И она поведала мне, как настрадалась от того, что не могла учиться в университете из-за бедности родителей, а главное, из-за тяжелой болезни, приковавшей ее к постели на долгие месяцы, — вот и приходилось ей теперь работать учительницей начальной школы в каком-то жалком захолустье. Ах, если бы она могла преподавать в лицее, какая была бы жизнь! Как прекрасно, грезила она вслух, жить среди интеллигентных, умных коллег, которые много читают, путешествуют, слушают музыку, с которыми можно вести интересные разговоры!
Но я вдруг упрямо возразил ей: нет, все равно мне больше нравятся море и лес.

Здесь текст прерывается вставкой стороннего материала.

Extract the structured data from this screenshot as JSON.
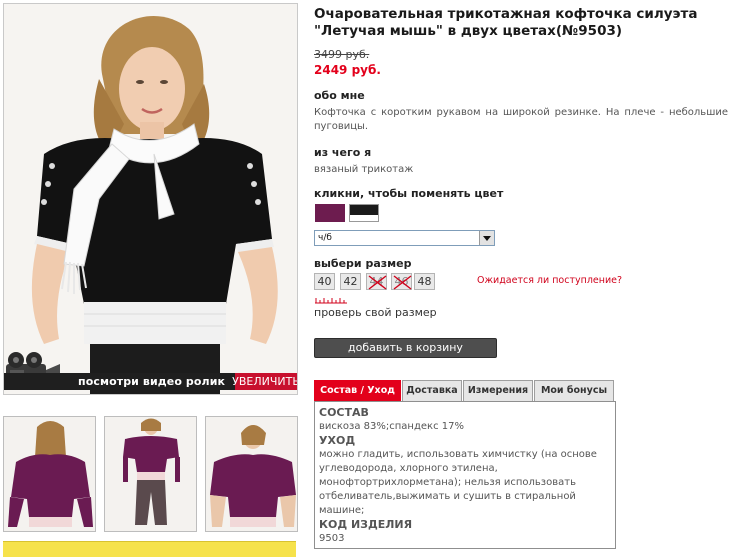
{
  "product": {
    "title": "Очаровательная трикотажная кофточка силуэта \"Летучая мышь\" в двух цветах(№9503)",
    "old_price": "3499 руб.",
    "new_price": "2449 руб."
  },
  "media": {
    "video_label": "посмотри видео ролик",
    "zoom_label": "УВЕЛИЧИТЬ"
  },
  "about": {
    "heading": "обо мне",
    "text": "Кофточка с коротким рукавом на широкой резинке. На плече - небольшие пуговицы."
  },
  "material": {
    "heading": "из чего я",
    "text": "вязаный трикотаж"
  },
  "color": {
    "heading": "кликни, чтобы поменять цвет",
    "selected": "ч/б",
    "swatches": [
      "#6d1c4f",
      "#1b1b1b"
    ]
  },
  "size": {
    "heading": "выбери размер",
    "options": [
      {
        "label": "40",
        "available": true
      },
      {
        "label": "42",
        "available": true
      },
      {
        "label": "44",
        "available": false
      },
      {
        "label": "46",
        "available": false
      },
      {
        "label": "48",
        "available": true
      }
    ],
    "notify_link": "Ожидается ли поступление?",
    "check_link": "проверь свой размер"
  },
  "cart": {
    "add_label": "добавить в корзину"
  },
  "tabs": {
    "items": [
      "Состав / Уход",
      "Доставка",
      "Измерения",
      "Мои бонусы"
    ],
    "active": 0,
    "content": {
      "composition_h": "СОСТАВ",
      "composition_t": "вискоза 83%;спандекс 17%",
      "care_h": "УХОД",
      "care_t": "можно гладить, использовать химчистку (на основе углеводорода, хлорного этилена, монофтортрихлорметана); нельзя использовать отбеливатель,выжимать и сушить в стиральной машине;",
      "code_h": "КОД ИЗДЕЛИЯ",
      "code_t": "9503"
    }
  },
  "colors": {
    "accent_red": "#e3001b",
    "button_dark": "#4e4e4e"
  }
}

— Это совсем другое дело. А потом, ты ведь мог бы также писать книги.
— Писать… книги?
— Ну конечно! А почему бы и нет?
Эти слова меня по-настоящему поразили. Я еще только начинал учиться ценить книги, а те, кто их писал, казались мне существами иной породы, и мне так же трудно было представить себя пишущим книгу, как, скажем, охотящимся на оленя вместе с графом де Грамоном. Нет, я не был рожден для столь возвышенной участи, хорошо хоть, если мне удастся спастись от работы на заводе. В остальном же будущее было пока что скрыто в тумане, и, уж конечно, я не видел себя писателем. Так что когда позже я начал сочинять стихи, то записывал их в блокнот, который тщательнейшим образом скрывал ото всех, и мне понадобилось еще целых пятнадцать лет, чтобы осмелиться подумать о публикации книги, да и то я не питал особых иллюзий на свой счет и с трудом отважился на это. Из поколения в поколение в наши жилы вместе с кровью предков переливалось смирение, и если кто-то из нас и мечтал возвыситься, то разве что в иерархии слуг. Но стать художником, писателем!.. Я долгое время не мог избавиться от ощущения, будто я самозванец, обманщик, — боюсь, это чувство до сей поры не исчезло окончательно. Я причисляю себя к когорте признанных писателей не более, чем, скажем, к клану крупной буржуазии, представители которой более или менее тактично, но всегда успешно устанавливают между собой и мной определенную дистанцию, которую, впрочем, я и сам стараюсь сохранять. Что касается простого люда, то я давно уже чувствую, что и тут потерял свое место. Так вот я и плыву по воле волн, лишившись своих корней и нигде не находя себе пристанища.